Early interception informed by molecular testing
While gliomas are the major cause of cancer-related death in adolescents and young adults, there are distinct differences between gliomas that occur in children versus older adults, and treatment can vary depending on someone’s age at diagnosis.

Like many children with brain cancer, Camryn's doctors initially opted to ‘watch and wait,’ balancing treatment risks with her developing brain. But at 15, her tumour rapidly progressed, requiring an 18-hour surgery that removed a large portion of the tumour but left her paralyzed on one side of her body.
Molecular testing through this research study later identified Camryn’s glioma had a variation in the FGFR gene.
In a subgroup of paediatric-like low-grade gliomas in adolescents and young adults, the study found the tumours occur in different locations between these age groups and older patients have better outcomes than in children, despite their similar molecular origins.
Conversely, some types of childhood gliomas with variations in the BRAF and FGFR genes, like Camryn’s, seem to undergo significant changes in the adolescent and young adult period, becoming more malignant and requiring intervention.
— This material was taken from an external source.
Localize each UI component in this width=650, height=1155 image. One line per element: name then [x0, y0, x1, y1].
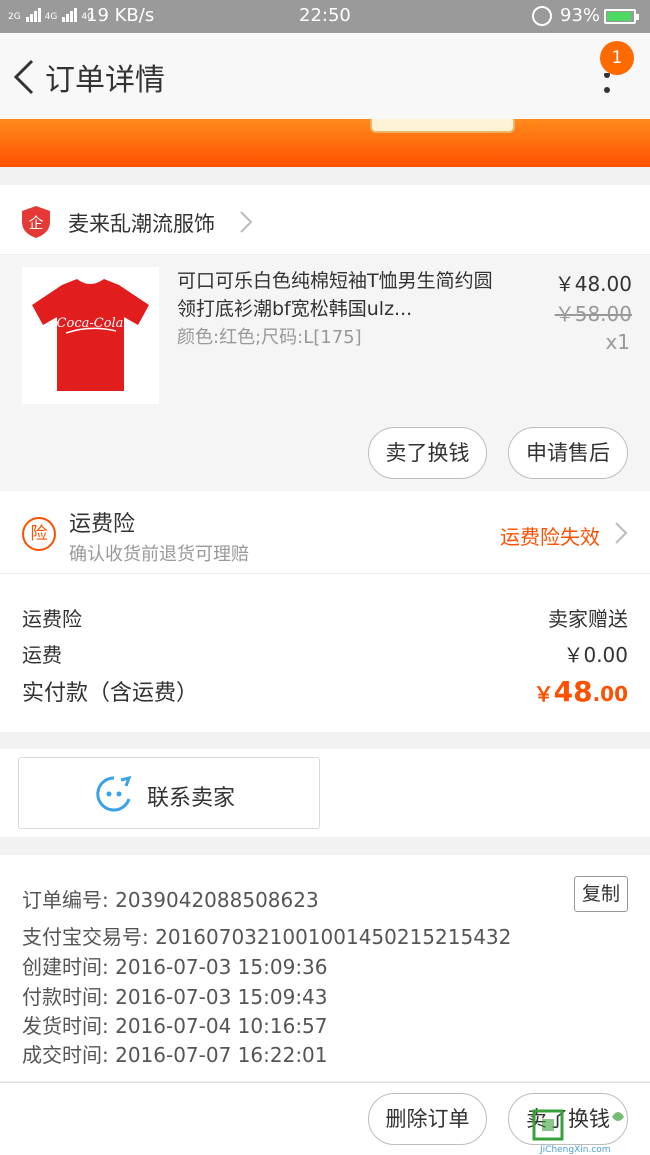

“Without the right molecular testing, many of these adolescents and young adults may have been over- or under-treated for their glioma,” says Dr. Uri Tabori, co-lead author on the paper, Head of Neuro-Oncology, and Senior Scientist in the Genetics & Genome Biology program. “These findings can help us develop novel strategies to treat patients at the right time and help preserve their quality of life.”
Spurred by the need for a more collaborative approach to treating these tumours, Dr. Julie Bennett, first author, Project Investigator and Staff Physician at SickKids, together with Drs Hawkins, Tabori and Lim-Fat created and co-leads the Canadian Adolescent & Young Adult Neuro-Oncology Network (CANON), a national collaboration that brings together multidisciplinary providers like Dr. Peter Dirks, to improve care and outcomes for adolescents and young adults with brain tumours.
“Understanding which molecular tests to order and for what conditions is complex and access may be limited in remote areas. We are helping to educate care providers on the tests available to them and improve access to molecular testing for adolescents and young adults across Canada,” says Bennett.
Building a care network for adolescents and young adults

After three years of rehabilitation to regain the use of part of the right side of her body, Camryn is beginning her transition to adult care centres and is part of the newly created neuro-oncology clinic dedicated to adolescents and young adults with paediatric-type brain tumours. The clinic is led by Bennett, who is now cross appointed at Princess Margaret Cancer Centre.
“There’s a part to leaving the hospital that’s incredibly stressful,” explains Camryn’s father, David. “This clinic offers comprehensive support for Camryn and our family to ensure she is receiving the best care possible tailored to her specific tumour.”
Hawkins and colleagues advocated for inclusion of paediatric-type versus adult-type glioma categories in the WHO classification of CNS tumours to increase awareness, improve outcomes and drive further research.
"Now that we know these differences exist, we can adjust our practices and better support this overlooked population,” she says.
Camryn, who is preparing to enter college, says she hopes to rejoin the hospital as a Child Life Specialist to help other patients and families navigate their own journeys.
“If we continue to support more research, I’m optimistic that they will find a cure one day,” she says.
This research was funded by the Garron Family Cancer Centre, Children’s Oncology Group, Brain Tumor Foundation of Canada, SickKids Clinician Scientist Training Program, Canadian Institutes of Health Research (CIHR), b.r.a.i.n.child, Canadian Cancer Society, Cancer Care Ontario (CCO), National Cancer Institute and Memorial Sloan Kettering Cancer Center.